The social media antithesis to social media.

If you don’t know what Beme is, I’ll let co-founder Matt Hackett describe it, he’ll do a better job than me -

To capture a moment on Beme, you simply record a brief clip of video and it is instantly shared. You don’t even need to look at your phone — in fact, while recording, we intentionally turn off your screen so you can focus on the moment that was so exciting you wanted to share it, rather than making some precious creation that takes you out of the moment.

The selling point of Beme is authenticity. It removes the process of reviewing and editing and what is left is a more authentic, honest reflection of an individuals world. We have become curators of our lives, carefully selecting what we share to create a version of ourselves that is glossy and fabricated. We refrain from posting something because we fear it won’t get as many likes, self censoring our views for a popularity contest.

This skewed reality becomes further distorted as algorithms choose what content we see to keep us more ‘engaged’. This feed of information we see is designed to keep us entertained. Only showing us things it thinks we’re interested in, rather than showing us the perspectives of individuals far different from ourselves.

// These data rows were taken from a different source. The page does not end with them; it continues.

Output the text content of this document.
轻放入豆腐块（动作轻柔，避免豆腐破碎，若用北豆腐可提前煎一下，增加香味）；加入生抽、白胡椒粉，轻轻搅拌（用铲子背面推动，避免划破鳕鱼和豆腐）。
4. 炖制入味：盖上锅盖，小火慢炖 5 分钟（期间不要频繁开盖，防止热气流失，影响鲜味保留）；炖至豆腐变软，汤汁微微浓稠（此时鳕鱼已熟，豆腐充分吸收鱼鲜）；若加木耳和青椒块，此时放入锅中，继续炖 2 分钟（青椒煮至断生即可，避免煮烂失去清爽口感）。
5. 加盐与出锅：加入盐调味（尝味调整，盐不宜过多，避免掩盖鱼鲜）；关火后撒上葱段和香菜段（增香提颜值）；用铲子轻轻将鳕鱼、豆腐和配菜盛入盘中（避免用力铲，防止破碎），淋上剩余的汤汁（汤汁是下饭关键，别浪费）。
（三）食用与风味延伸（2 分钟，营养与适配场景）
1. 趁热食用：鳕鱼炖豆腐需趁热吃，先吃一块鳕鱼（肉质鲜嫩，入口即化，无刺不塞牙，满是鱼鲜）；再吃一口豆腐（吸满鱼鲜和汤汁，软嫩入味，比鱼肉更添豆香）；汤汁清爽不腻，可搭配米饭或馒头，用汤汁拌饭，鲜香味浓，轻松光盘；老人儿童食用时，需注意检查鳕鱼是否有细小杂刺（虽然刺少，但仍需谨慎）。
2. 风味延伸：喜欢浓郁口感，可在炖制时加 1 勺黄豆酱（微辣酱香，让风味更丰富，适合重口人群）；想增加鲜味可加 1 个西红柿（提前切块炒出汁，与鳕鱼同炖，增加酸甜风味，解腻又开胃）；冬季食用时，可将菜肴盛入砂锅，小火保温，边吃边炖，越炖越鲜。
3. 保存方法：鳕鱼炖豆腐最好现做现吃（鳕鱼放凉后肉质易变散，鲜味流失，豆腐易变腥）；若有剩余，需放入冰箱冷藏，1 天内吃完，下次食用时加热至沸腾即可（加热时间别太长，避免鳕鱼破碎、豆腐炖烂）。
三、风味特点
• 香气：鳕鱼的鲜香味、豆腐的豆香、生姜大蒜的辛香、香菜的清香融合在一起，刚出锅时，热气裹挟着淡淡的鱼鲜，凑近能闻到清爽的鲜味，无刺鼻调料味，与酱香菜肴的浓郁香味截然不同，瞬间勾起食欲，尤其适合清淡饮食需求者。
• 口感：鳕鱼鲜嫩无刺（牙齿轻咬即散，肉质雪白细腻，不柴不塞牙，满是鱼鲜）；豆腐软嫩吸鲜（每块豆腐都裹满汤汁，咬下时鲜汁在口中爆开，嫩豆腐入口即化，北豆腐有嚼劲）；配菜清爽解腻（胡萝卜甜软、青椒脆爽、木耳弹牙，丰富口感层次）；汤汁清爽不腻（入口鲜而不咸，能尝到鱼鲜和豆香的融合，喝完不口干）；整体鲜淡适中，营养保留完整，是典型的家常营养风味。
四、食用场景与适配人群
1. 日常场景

Beme is the antithesis to current pop culture. It gives us the opportunity to create something raw and unfiltered. It allows us to fully immerse ourselves in the moment, while still allow us to share it. And most importantly, we have the ability to create honest, meaningful stories that viewers can empathise with.

For me that is where Beme has the opportunity to do something unique. With Beme the viewer can meaningfully communicate their feelings while watching Bemes back to the poster. Beme does this through what they call ‘reactions’. When watching a video on Beme you can post your reactions to the person that posted it. This feels a bit unusual at first. We are used to commenting, or liking, hearting, plussing, retweeting or whatever. But these actions are passive. Between those two people, no thoughts or interactions or meaningful exchange has really taken place. With Beme, I feel that a response that is empathetic and genuine can take place.

It’s so unlike social media when you think about it. A platform that encourages raw, unfiltered and personal moments to be shared. For viewers to respond to videos in a meaningful way. And for us as individuals to look beyond our immediate circle of interests and gain a new perspective on the world.

I’m not saying Beme is without it’s flaws. But there are very few projects of this scale that nail it right out the door. I’m looking forward to seeing how it develops in the future.